NAM - Epilogue

(Pv Kasey)

_ Cela va prendre combien de temps ?

_ Le temps que ça prendra. Mais ça ne devrait pas prendre plus quelques jours. Heureusement, j'avais rangé la bonne boite !

Je me tiens à côté de Berty, debout au milieu de plusieurs cercles imbriqués, d'hommes et de femmes, droits comme des pics. Des murmures résonnent depuis une dizaine de minutes à peu près et, un par un, les gens viennent taillader leur paume pour répandre leur sang dans la cuve de verre. L'eau claire devient de plus en plus foncée au fur et à mesure que les villageois tentent le tout pour le tout.

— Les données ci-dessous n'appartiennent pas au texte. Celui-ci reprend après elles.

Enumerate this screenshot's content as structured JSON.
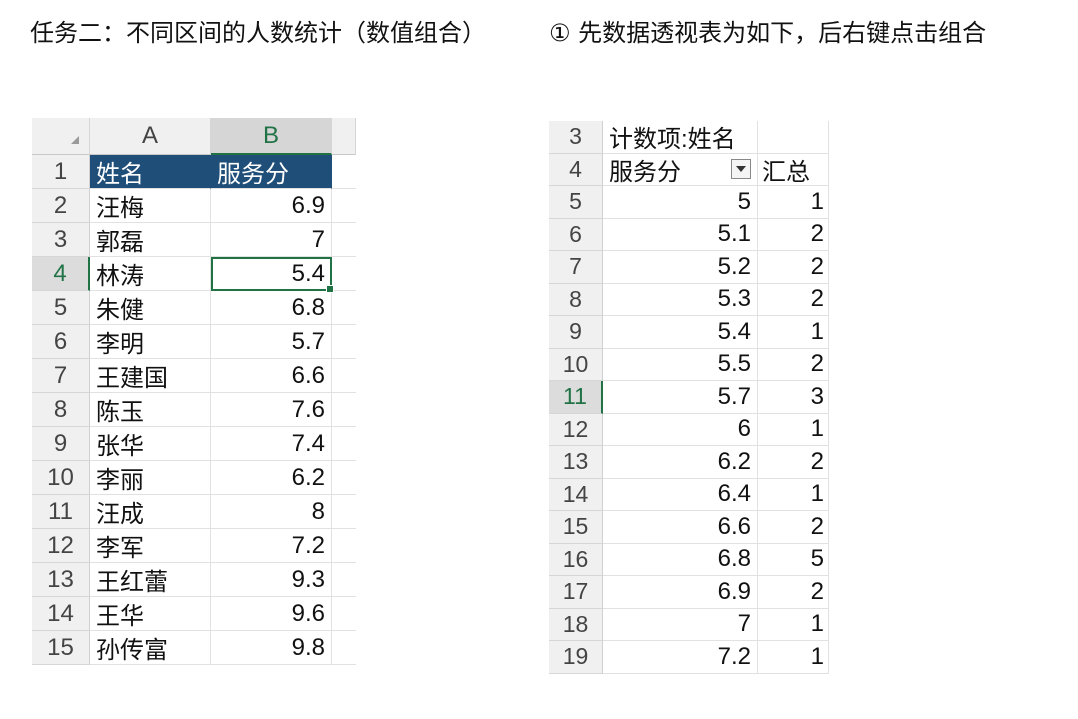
{
  "instructions": {
    "left": "任务二：不同区间的人数统计（数值组合）",
    "right": "① 先数据透视表为如下，后右键点击组合"
  },
  "left_sheet": {
    "select_all": "◢",
    "columns": [
      "A",
      "B"
    ],
    "selected_column": "B",
    "selected_cell": "B4",
    "rows": [
      {
        "row": "1",
        "name": "姓名",
        "score": "服务分",
        "header": true
      },
      {
        "row": "2",
        "name": "汪梅",
        "score": "6.9"
      },
      {
        "row": "3",
        "name": "郭磊",
        "score": "7"
      },
      {
        "row": "4",
        "name": "林涛",
        "score": "5.4"
      },
      {
        "row": "5",
        "name": "朱健",
        "score": "6.8"
      },
      {
        "row": "6",
        "name": "李明",
        "score": "5.7"
      },
      {
        "row": "7",
        "name": "王建国",
        "score": "6.6"
      },
      {
        "row": "8",
        "name": "陈玉",
        "score": "7.6"
      },
      {
        "row": "9",
        "name": "张华",
        "score": "7.4"
      },
      {
        "row": "10",
        "name": "李丽",
        "score": "6.2"
      },
      {
        "row": "11",
        "name": "汪成",
        "score": "8"
      },
      {
        "row": "12",
        "name": "李军",
        "score": "7.2"
      },
      {
        "row": "13",
        "name": "王红蕾",
        "score": "9.3"
      },
      {
        "row": "14",
        "name": "王华",
        "score": "9.6"
      },
      {
        "row": "15",
        "name": "孙传富",
        "score": "9.8"
      }
    ]
  },
  "pivot_sheet": {
    "header_rows": [
      {
        "row": "3",
        "a": "计数项:姓名",
        "b": ""
      },
      {
        "row": "4",
        "a": "服务分",
        "b": "汇总",
        "dropdown": true
      }
    ],
    "active_row": "11",
    "rows": [
      {
        "row": "5",
        "value": "5",
        "count": "1"
      },
      {
        "row": "6",
        "value": "5.1",
        "count": "2"
      },
      {
        "row": "7",
        "value": "5.2",
        "count": "2"
      },
      {
        "row": "8",
        "value": "5.3",
        "count": "2"
      },
      {
        "row": "9",
        "value": "5.4",
        "count": "1"
      },
      {
        "row": "10",
        "value": "5.5",
        "count": "2"
      },
      {
        "row": "11",
        "value": "5.7",
        "count": "3"
      },
      {
        "row": "12",
        "value": "6",
        "count": "1"
      },
      {
        "row": "13",
        "value": "6.2",
        "count": "2"
      },
      {
        "row": "14",
        "value": "6.4",
        "count": "1"
      },
      {
        "row": "15",
        "value": "6.6",
        "count": "2"
      },
      {
        "row": "16",
        "value": "6.8",
        "count": "5"
      },
      {
        "row": "17",
        "value": "6.9",
        "count": "2"
      },
      {
        "row": "18",
        "value": "7",
        "count": "1"
      },
      {
        "row": "19",
        "value": "7.2",
        "count": "1"
      }
    ]
  },
  "colors": {
    "table_header": "#1f4e79",
    "selection": "#217346"
  }
}
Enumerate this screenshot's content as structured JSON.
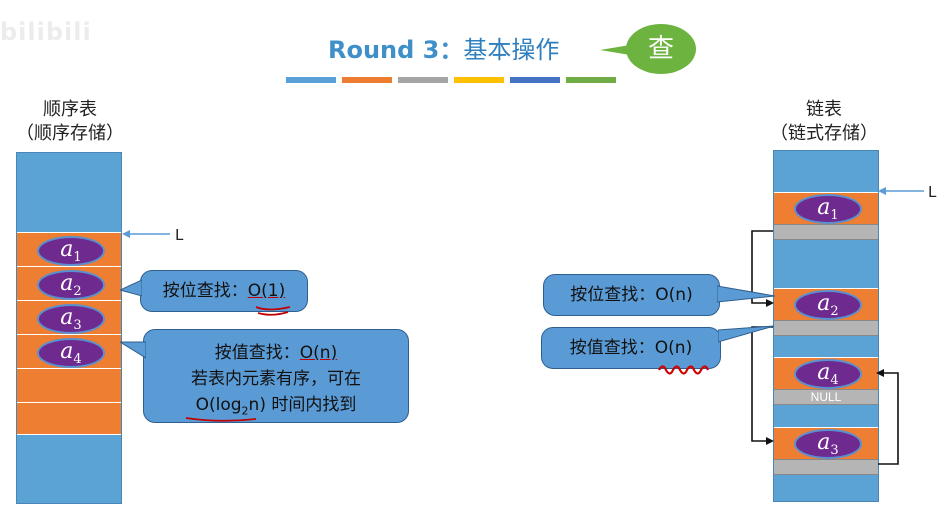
{
  "watermark": "bilibili",
  "title": {
    "en": "Round 3：",
    "zh": "基本操作"
  },
  "tag": "查",
  "colors": [
    "#5aa0d8",
    "#ed7d31",
    "#a5a5a5",
    "#ffc000",
    "#4472c4",
    "#70ad47"
  ],
  "left": {
    "title_line1": "顺序表",
    "title_line2": "（顺序存储）",
    "pointer": "L",
    "elements": [
      {
        "letter": "a",
        "sub": "1"
      },
      {
        "letter": "a",
        "sub": "2"
      },
      {
        "letter": "a",
        "sub": "3"
      },
      {
        "letter": "a",
        "sub": "4"
      }
    ],
    "callout_pos": {
      "label": "按位查找：",
      "complexity": "O(1)"
    },
    "callout_val": {
      "label": "按值查找：",
      "complexity": "O(n)",
      "line2": "若表内元素有序，可在",
      "line3_prefix": "O(log",
      "line3_sub": "2",
      "line3_suffix": "n)",
      "line3_rest": " 时间内找到"
    }
  },
  "right": {
    "title_line1": "链表",
    "title_line2": "（链式存储）",
    "pointer": "L",
    "null_text": "NULL",
    "elements": [
      {
        "letter": "a",
        "sub": "1"
      },
      {
        "letter": "a",
        "sub": "2"
      },
      {
        "letter": "a",
        "sub": "4"
      },
      {
        "letter": "a",
        "sub": "3"
      }
    ],
    "callout_pos": {
      "label": "按位查找：",
      "complexity": "O(n)"
    },
    "callout_val": {
      "label": "按值查找：",
      "complexity": "O(n)"
    }
  }
}
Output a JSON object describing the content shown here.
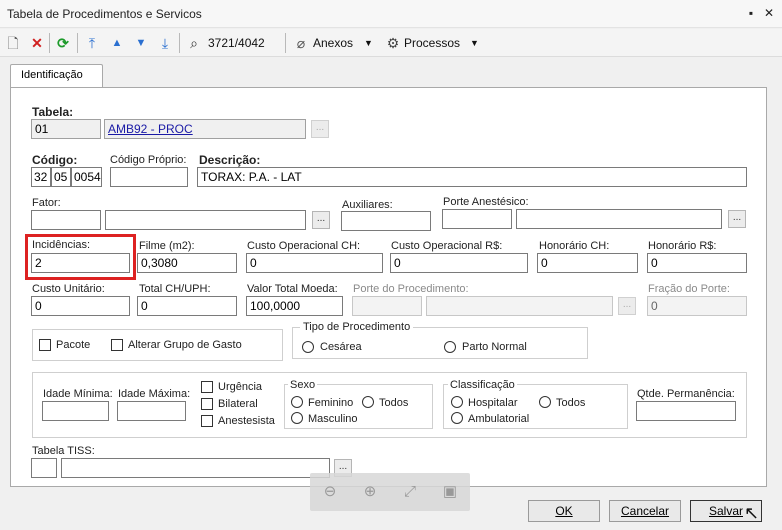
{
  "window": {
    "title": "Tabela de Procedimentos e Servicos"
  },
  "toolbar": {
    "record_counter": "3721/4042",
    "attachments_label": "Anexos",
    "processes_label": "Processos"
  },
  "tabs": [
    {
      "label": "Identificação"
    }
  ],
  "form": {
    "tabela": {
      "label": "Tabela:",
      "code": "01",
      "name": "AMB92 - PROC"
    },
    "codigo": {
      "label": "Código:",
      "parts": [
        "32",
        "05",
        "0054"
      ]
    },
    "codigo_proprio": {
      "label": "Código Próprio:",
      "value": ""
    },
    "descricao": {
      "label": "Descrição:",
      "value": "TORAX: P.A. - LAT"
    },
    "fator": {
      "label": "Fator:",
      "code": "",
      "name": ""
    },
    "auxiliares": {
      "label": "Auxiliares:",
      "value": ""
    },
    "porte_anestesico": {
      "label": "Porte Anestésico:",
      "code": "",
      "name": ""
    },
    "incidencias": {
      "label": "Incidências:",
      "value": "2"
    },
    "filme": {
      "label": "Filme (m2):",
      "value": "0,3080"
    },
    "custo_operacional_ch": {
      "label": "Custo Operacional CH:",
      "value": "0"
    },
    "custo_operacional_rs": {
      "label": "Custo Operacional R$:",
      "value": "0"
    },
    "honorario_ch": {
      "label": "Honorário CH:",
      "value": "0"
    },
    "honorario_rs": {
      "label": "Honorário R$:",
      "value": "0"
    },
    "custo_unitario": {
      "label": "Custo Unitário:",
      "value": "0"
    },
    "total_ch_uph": {
      "label": "Total CH/UPH:",
      "value": "0"
    },
    "valor_total_moeda": {
      "label": "Valor Total Moeda:",
      "value": "100,0000"
    },
    "porte_procedimento": {
      "label": "Porte do Procedimento:",
      "code": "",
      "name": ""
    },
    "fracao_porte": {
      "label": "Fração do Porte:",
      "value": "0"
    },
    "pacote": {
      "label": "Pacote",
      "checked": false
    },
    "alterar_grupo": {
      "label": "Alterar Grupo de Gasto",
      "checked": false
    },
    "tipo_procedimento": {
      "label": "Tipo de Procedimento",
      "options": [
        "Cesárea",
        "Parto Normal"
      ]
    },
    "idade_minima": {
      "label": "Idade Mínima:",
      "value": ""
    },
    "idade_maxima": {
      "label": "Idade Máxima:",
      "value": ""
    },
    "flags": {
      "urgencia": "Urgência",
      "bilateral": "Bilateral",
      "anestesista": "Anestesista"
    },
    "sexo": {
      "label": "Sexo",
      "options": [
        "Feminino",
        "Todos",
        "Masculino"
      ]
    },
    "classificacao": {
      "label": "Classificação",
      "options": [
        "Hospitalar",
        "Todos",
        "Ambulatorial"
      ]
    },
    "qtde_permanencia": {
      "label": "Qtde. Permanência:",
      "value": ""
    },
    "tabela_tiss": {
      "label": "Tabela TISS:",
      "code": "",
      "name": ""
    }
  },
  "buttons": {
    "ok": "OK",
    "cancel": "Cancelar",
    "save": "Salvar"
  },
  "colors": {
    "highlight": "#d22222",
    "link": "#1a1aa6",
    "refresh": "#1c9a2a",
    "delete": "#d02020"
  }
}
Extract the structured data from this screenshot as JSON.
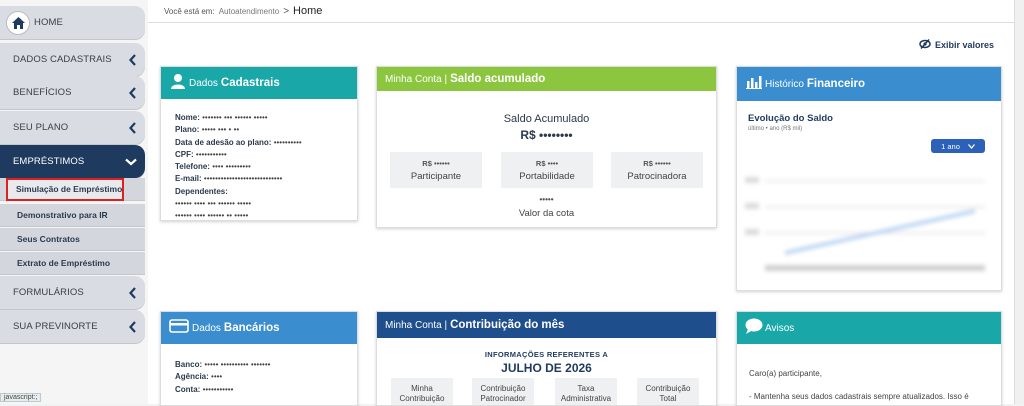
{
  "sidebar": {
    "home": "HOME",
    "items": [
      {
        "label": "DADOS CADASTRAIS"
      },
      {
        "label": "BENEFÍCIOS"
      },
      {
        "label": "SEU PLANO"
      },
      {
        "label": "EMPRÉSTIMOS"
      },
      {
        "label": "FORMULÁRIOS"
      },
      {
        "label": "SUA PREVINORTE"
      }
    ],
    "subitems": [
      {
        "label": "Simulação de Empréstimo"
      },
      {
        "label": "Demonstrativo para IR"
      },
      {
        "label": "Seus Contratos"
      },
      {
        "label": "Extrato de Empréstimo"
      }
    ]
  },
  "status_bar": "javascript:;",
  "breadcrumb": {
    "prefix": "Você está em:",
    "section": "Autoatendimento",
    "separator": ">",
    "current": "Home"
  },
  "toggle_values": "Exibir valores",
  "dados_cadastrais": {
    "title": "Dados Cadastrais",
    "color": "#1aa7a8",
    "fields": [
      {
        "label": "Nome:",
        "value": "••••••• ••• •••••• •••••"
      },
      {
        "label": "Plano:",
        "value": "••••• ••• • ••"
      },
      {
        "label": "Data de adesão ao plano:",
        "value": "••••••••••"
      },
      {
        "label": "CPF:",
        "value": "•••••••••••"
      },
      {
        "label": "Telefone:",
        "value": "•••• •••••••••"
      },
      {
        "label": "E-mail:",
        "value": "••••••••••••••••••••••••••••"
      },
      {
        "label": "Dependentes:",
        "value": ""
      }
    ],
    "dependents": [
      "•••••• •••• ••• •••••• •••••",
      "•••••• •••• •••••• •• •••••"
    ]
  },
  "saldo": {
    "prefix": "Minha Conta |",
    "title": "Saldo acumulado",
    "color": "#8cc63f",
    "heading": "Saldo Acumulado",
    "total": "R$ ••••••••",
    "boxes": [
      {
        "value": "R$ ••••••",
        "label": "Participante"
      },
      {
        "value": "R$ ••••",
        "label": "Portabilidade"
      },
      {
        "value": "R$ ••••••",
        "label": "Patrocinadora"
      }
    ],
    "quota_value": "•••••",
    "quota_label": "Valor da cota"
  },
  "historico": {
    "title_prefix": "Histórico",
    "title": "Financeiro",
    "color": "#3a8dcf",
    "chart_title": "Evolução do Saldo",
    "chart_subtitle": "último • ano (R$ mil)",
    "period": "1 ano"
  },
  "dados_bancarios": {
    "title_prefix": "Dados",
    "title": "Bancários",
    "color": "#3a8dcf",
    "fields": [
      {
        "label": "Banco:",
        "value": "••••• •••••••••• •••••••"
      },
      {
        "label": "Agência:",
        "value": "••••"
      },
      {
        "label": "Conta:",
        "value": "•••••••••••"
      }
    ]
  },
  "contribuicao": {
    "prefix": "Minha Conta |",
    "title": "Contribuição do mês",
    "color": "#1f4e8c",
    "info": "INFORMAÇÕES REFERENTES A",
    "month": "JULHO DE 2026",
    "boxes": [
      "Minha Contribuição",
      "Contribuição Patrocinador",
      "Taxa Administrativa",
      "Contribuição Total"
    ]
  },
  "avisos": {
    "title": "Avisos",
    "color": "#1aa7a8",
    "greeting": "Caro(a) participante,",
    "line1": "- Mantenha seus dados cadastrais sempre atualizados. Isso é"
  }
}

Je suis au courant d'à peu près tout. Tobias et Berty ont fini par tout me raconter sur Nam et tout ce qui gravite autour d'elle, notre relation aussi. Ça fait tout drôle d'avoir vécu une histoire apparemment incroyable d'après eux mais de ne pas s'en souvenir soi-même. C'est frustrant.

_ Ils disent quoi ?

_ Ils le prient pour qu'il fasse revenir son esprit. J'espère que tu n'es pas fatigué.

_ Non, ça va. Je veux rester là jusqu'à ce qu'elle revienne.

Kara vient se poster à côté de nous, fixant la cuve étroite remplie d'un mélange entre le rose et le rouge.

_ La cérémonie va prendre du temps. Elle n'aboutira peut-être jamais, Kasey.

_ Je sais, réponds-je doucement. Mais je veux quand même essayer. Tania l'aurait voulu.

Du coup de l'œil, je vois Kara acquiescer puis s'avancer pour verser son sang sur le corps.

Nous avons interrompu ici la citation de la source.